The Arcade comprises a late 19th century block of shops and offices with an arcade running through to the rear, built in 1899 by Henry Herbert of Ammanford. The building is constructed of red brick with yellow and red terracotta dressings, topped with a slate roof, coped gables, and three red brick stacks. It is three storeys and an attic, featuring a five-window range. A two-storey entrance arch leads to the arcade, positioned in the second bay. The other ground floor bays feature shopfronts. The upper floors have paired camber-headed windows, notable for their unusual glazing tracery in the upper sash and moulded yellow brick surrounds. The attic is defined by a red terracotta balustrade and five coped, double-curved dormers, each with arched yellow brick window surrounds and ball finials. The upper floor bays are divided by panelled piers and have friezes, largely lost, over the ground and first floor bays, both in yellow terracotta. First and second floor sill-courses project forward over the piers, while the second floor eaves courses are moulded in red terracotta. The left end of the building features sunk panels in the walling, rather than raised piers. The ground floor shops have undergone alterations; No. 9-11 (formerly Barclays Bank) is heavily altered, No. 13 retains its original moulded terracotta frieze and a double-fronted shopfront, and No. 15 retains a brick shop window surround and possibly its frieze, which is now hidden by a 20th-century fascia. The arcade entrance is constructed of red terracotta, featuring decorated spandrels, a substantial keystone, a frieze, and flanking triangular-section, corbelled shafts with finials; the whole entrance is wider than the other bays, eliminating the first-floor piers. The side walls within the arch are of yellow brick. The rear of the building is constructed of rubble stone and yellow brick.

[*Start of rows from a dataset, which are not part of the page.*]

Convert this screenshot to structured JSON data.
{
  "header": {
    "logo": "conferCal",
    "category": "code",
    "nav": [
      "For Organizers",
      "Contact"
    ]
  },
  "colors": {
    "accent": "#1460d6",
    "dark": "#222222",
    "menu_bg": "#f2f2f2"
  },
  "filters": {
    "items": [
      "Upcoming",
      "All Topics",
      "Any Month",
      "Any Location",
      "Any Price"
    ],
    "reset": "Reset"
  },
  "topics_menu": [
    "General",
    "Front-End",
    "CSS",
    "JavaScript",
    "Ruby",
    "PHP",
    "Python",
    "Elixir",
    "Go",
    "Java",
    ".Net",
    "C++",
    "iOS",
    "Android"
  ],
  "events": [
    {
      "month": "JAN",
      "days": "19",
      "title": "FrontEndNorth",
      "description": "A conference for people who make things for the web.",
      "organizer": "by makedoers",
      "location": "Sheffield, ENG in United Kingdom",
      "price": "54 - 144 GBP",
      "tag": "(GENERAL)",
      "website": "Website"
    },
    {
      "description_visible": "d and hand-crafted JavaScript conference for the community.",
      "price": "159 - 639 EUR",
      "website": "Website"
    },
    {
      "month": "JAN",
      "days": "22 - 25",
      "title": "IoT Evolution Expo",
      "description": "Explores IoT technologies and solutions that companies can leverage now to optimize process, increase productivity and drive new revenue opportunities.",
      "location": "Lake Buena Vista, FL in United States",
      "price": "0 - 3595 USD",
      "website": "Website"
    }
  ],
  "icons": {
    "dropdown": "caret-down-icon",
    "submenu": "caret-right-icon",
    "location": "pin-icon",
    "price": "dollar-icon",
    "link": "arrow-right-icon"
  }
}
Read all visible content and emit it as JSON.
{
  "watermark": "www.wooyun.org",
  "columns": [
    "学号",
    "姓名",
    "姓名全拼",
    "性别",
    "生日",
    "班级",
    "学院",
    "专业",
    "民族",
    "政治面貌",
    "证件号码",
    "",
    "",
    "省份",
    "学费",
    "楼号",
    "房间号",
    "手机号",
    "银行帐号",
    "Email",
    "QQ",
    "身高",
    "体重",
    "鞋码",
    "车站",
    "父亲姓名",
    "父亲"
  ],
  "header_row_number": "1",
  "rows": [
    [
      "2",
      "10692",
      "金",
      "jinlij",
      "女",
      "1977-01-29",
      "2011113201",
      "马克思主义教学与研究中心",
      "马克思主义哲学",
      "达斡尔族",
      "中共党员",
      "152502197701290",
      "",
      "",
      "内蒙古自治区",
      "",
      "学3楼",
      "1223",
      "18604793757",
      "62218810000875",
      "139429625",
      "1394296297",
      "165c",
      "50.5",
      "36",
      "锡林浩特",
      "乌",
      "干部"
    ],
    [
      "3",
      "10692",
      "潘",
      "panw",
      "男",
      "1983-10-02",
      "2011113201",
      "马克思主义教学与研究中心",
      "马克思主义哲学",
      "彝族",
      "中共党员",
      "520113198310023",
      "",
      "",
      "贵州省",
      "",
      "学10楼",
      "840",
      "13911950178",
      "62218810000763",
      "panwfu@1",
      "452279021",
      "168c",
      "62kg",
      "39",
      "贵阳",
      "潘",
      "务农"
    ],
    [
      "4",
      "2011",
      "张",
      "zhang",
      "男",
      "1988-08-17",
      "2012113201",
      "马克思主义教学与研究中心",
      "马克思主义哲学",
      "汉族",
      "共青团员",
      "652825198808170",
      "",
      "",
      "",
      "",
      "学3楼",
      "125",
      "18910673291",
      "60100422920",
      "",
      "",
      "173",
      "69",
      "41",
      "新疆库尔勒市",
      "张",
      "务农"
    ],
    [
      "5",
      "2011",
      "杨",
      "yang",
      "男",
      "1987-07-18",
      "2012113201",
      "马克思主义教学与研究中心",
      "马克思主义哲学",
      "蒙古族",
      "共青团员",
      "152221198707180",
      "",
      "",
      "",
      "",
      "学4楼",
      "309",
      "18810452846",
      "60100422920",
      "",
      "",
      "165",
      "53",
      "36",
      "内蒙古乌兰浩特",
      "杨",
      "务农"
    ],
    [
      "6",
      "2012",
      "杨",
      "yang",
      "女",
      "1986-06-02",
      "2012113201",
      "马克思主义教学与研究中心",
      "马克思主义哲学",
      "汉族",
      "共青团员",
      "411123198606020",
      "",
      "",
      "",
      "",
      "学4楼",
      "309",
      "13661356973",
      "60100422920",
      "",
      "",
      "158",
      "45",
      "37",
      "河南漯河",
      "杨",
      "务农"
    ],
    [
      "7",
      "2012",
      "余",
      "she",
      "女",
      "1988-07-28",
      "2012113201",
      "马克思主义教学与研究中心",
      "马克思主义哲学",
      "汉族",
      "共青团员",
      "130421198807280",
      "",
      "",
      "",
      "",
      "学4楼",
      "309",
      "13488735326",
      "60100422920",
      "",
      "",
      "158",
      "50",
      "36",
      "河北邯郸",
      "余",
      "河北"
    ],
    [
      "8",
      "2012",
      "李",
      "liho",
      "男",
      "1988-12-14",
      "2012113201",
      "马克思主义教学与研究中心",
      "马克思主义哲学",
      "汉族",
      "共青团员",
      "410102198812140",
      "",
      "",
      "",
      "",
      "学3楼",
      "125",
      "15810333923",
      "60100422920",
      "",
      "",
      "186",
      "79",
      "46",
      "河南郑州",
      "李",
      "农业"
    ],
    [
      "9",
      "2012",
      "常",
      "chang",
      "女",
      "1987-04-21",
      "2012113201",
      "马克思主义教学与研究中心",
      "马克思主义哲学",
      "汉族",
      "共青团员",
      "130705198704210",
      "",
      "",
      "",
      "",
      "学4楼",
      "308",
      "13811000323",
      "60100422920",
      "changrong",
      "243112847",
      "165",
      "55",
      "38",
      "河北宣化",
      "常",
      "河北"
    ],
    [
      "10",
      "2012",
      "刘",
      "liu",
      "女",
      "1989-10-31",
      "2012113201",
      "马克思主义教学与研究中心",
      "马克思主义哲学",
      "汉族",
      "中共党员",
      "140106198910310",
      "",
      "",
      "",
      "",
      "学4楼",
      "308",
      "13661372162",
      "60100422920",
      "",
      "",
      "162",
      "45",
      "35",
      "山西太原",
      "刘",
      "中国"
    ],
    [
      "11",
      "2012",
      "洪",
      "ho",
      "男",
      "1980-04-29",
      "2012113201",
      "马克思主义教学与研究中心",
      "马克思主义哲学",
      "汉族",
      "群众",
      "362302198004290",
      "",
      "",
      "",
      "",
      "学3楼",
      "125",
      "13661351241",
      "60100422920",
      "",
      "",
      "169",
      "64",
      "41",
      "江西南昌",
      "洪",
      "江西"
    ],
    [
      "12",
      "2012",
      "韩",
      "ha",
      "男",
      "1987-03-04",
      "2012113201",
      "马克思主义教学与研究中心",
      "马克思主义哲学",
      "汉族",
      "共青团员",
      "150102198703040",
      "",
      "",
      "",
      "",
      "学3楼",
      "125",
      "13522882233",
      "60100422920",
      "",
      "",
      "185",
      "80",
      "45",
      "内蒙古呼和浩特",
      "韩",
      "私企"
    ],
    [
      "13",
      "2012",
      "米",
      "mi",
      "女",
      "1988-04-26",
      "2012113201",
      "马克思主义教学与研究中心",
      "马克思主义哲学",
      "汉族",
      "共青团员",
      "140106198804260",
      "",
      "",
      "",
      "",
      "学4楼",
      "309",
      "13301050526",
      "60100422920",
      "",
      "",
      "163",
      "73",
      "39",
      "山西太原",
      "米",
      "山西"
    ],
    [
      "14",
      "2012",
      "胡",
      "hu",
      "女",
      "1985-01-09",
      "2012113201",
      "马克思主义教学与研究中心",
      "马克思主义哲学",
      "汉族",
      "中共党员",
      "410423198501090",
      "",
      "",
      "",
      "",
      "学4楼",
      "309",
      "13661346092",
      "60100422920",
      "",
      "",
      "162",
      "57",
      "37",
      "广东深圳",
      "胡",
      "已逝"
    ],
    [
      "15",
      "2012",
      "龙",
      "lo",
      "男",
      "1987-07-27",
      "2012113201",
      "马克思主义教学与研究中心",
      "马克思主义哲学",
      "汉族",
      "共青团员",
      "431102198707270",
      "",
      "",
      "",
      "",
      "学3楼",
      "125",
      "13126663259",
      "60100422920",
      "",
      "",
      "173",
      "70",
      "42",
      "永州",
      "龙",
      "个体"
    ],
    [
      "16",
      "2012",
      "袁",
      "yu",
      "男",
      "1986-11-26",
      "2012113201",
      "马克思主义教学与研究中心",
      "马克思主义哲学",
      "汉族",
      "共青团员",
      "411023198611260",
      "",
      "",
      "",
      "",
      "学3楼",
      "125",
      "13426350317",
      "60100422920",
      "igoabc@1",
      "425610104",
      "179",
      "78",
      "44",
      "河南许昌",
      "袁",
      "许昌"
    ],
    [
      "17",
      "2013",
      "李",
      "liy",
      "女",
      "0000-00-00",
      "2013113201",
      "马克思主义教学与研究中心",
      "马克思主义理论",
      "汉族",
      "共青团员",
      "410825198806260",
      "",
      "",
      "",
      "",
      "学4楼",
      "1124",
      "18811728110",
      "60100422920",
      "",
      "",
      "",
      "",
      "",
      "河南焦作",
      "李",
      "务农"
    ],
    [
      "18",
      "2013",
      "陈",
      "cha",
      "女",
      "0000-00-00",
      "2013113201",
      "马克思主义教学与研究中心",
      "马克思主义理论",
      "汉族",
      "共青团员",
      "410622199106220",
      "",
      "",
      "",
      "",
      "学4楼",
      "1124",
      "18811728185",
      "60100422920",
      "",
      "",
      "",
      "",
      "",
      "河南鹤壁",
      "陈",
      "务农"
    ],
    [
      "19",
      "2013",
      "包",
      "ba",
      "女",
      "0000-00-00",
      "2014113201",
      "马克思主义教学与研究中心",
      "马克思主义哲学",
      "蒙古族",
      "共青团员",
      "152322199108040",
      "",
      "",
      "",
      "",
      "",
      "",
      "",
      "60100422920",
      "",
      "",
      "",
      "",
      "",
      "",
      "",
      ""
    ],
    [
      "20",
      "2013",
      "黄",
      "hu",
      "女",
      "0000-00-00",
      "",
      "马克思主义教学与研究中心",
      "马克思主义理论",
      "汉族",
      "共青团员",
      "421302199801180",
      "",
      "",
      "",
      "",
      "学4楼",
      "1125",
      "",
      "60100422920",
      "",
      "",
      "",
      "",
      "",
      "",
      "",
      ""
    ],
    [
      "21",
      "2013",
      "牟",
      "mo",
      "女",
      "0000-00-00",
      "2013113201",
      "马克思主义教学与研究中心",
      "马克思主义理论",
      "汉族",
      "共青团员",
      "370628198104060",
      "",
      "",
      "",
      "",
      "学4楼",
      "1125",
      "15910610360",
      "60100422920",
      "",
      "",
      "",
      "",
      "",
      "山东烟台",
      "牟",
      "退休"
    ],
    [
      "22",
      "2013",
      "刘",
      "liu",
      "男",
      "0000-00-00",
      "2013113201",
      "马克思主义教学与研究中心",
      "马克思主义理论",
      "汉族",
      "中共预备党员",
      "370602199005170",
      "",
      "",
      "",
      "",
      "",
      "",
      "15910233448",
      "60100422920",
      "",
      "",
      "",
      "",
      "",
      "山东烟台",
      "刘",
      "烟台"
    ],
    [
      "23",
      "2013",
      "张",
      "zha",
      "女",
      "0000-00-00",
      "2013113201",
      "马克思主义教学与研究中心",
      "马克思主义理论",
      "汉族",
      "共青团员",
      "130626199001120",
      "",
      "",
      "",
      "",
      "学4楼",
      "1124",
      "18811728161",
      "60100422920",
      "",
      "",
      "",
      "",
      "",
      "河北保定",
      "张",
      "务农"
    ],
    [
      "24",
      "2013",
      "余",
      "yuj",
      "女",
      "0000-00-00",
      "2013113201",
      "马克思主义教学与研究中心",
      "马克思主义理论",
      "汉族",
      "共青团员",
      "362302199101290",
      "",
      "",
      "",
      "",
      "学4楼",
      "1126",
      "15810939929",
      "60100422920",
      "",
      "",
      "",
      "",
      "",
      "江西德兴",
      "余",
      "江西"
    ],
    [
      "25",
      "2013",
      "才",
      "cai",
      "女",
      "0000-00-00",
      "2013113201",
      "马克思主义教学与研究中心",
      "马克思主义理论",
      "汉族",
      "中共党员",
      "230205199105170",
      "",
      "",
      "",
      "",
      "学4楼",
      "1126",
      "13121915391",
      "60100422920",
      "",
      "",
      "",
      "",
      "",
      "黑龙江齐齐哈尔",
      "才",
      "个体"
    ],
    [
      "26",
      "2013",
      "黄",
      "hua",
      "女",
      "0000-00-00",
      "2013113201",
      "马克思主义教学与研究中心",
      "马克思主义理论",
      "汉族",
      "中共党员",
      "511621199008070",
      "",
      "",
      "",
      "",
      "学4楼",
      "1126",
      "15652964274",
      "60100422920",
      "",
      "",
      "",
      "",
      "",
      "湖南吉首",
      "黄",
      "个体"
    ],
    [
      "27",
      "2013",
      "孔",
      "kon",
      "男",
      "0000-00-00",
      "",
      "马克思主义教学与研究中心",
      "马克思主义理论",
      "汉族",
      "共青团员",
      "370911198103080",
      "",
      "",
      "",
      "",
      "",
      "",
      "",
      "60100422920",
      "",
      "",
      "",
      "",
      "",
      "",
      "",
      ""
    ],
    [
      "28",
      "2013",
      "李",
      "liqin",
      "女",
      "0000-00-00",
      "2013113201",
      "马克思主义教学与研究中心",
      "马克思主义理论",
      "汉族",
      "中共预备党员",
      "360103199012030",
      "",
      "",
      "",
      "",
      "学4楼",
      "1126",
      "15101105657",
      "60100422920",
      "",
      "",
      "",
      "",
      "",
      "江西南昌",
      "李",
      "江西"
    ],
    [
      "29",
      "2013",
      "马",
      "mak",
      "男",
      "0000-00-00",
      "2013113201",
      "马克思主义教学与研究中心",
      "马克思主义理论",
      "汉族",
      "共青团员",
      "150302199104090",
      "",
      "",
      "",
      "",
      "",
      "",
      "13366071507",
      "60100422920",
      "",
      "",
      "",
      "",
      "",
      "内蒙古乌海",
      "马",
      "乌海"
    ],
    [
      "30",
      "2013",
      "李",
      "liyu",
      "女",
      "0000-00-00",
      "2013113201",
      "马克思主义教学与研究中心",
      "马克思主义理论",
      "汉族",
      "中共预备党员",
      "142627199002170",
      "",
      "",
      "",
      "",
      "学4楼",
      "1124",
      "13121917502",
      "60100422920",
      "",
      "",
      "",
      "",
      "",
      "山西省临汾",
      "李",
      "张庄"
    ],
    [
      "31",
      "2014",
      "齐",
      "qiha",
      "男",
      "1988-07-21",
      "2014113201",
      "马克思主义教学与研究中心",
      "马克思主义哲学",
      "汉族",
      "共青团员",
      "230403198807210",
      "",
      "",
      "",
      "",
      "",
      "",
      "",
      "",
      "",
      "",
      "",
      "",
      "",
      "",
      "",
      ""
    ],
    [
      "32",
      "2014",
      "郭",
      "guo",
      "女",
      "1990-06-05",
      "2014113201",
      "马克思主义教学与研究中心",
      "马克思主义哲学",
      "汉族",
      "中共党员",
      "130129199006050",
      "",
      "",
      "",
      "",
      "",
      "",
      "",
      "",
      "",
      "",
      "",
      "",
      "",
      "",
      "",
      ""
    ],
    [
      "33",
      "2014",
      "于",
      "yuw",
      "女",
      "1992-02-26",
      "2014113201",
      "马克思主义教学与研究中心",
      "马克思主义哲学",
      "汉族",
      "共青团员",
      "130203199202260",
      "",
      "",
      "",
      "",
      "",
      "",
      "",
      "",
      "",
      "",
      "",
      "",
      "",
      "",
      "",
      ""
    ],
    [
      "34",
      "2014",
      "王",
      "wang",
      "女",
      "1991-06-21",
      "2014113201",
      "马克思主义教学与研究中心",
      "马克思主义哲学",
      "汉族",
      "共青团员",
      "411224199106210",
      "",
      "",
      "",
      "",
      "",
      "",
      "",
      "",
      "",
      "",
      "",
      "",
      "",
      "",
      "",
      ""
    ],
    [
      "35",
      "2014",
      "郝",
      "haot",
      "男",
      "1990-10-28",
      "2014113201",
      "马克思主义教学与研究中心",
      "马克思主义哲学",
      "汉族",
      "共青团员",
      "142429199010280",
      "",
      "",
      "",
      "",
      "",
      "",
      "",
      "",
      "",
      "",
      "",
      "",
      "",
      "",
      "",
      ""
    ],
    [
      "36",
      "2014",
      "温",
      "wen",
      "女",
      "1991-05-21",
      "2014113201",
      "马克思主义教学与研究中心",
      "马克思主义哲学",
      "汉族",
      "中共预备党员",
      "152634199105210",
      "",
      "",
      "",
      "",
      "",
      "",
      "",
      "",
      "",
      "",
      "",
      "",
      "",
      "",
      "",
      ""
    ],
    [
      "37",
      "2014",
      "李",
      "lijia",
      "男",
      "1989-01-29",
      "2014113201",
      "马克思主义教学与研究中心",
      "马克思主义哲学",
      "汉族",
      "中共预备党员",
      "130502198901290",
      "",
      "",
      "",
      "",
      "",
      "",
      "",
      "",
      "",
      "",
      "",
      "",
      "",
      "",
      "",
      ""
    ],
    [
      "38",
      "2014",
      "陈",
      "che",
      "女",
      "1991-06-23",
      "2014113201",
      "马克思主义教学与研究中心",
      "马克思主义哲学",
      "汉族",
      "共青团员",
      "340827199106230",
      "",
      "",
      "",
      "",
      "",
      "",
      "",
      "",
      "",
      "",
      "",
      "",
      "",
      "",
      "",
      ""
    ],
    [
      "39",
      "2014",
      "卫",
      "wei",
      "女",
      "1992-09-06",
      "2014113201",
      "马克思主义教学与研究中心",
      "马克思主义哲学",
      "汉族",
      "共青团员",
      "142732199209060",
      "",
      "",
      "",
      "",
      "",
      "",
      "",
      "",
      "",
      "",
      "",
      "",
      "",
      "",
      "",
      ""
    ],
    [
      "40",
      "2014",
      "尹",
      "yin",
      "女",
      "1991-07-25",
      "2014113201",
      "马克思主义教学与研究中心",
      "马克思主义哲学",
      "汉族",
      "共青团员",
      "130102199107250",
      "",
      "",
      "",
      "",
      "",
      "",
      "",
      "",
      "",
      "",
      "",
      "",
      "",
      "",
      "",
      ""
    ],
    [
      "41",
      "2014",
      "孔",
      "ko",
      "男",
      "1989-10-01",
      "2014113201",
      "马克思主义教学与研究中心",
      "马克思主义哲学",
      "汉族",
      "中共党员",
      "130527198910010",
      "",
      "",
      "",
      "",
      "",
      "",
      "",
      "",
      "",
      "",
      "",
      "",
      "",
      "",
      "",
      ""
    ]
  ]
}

The arcade itself is of modest design, characterized by a low profile and curved lattice trusses supporting a gabled, transparent roof. There were originally five shops on each side, now reduced to four on the left, three on the right, and one each side within the arch, now incorporated into Nos. 13 and 15 College Street. The shops feature plate glass windows, recessed doors, bracketed fascias, and yellow brick piers. The shops are stepped up a slope, and the end walls are stuccoed with hipped slate roofs.

This building was originally part of a pair, with Nos. 1–7 adjoining, but those buildings have lost all original windows, chimneys and dormers. Both blocks were built for Evan Evans, Chemist, who also added the Palace Theatre at the end of the Arcade in 1914, which has since been demolished.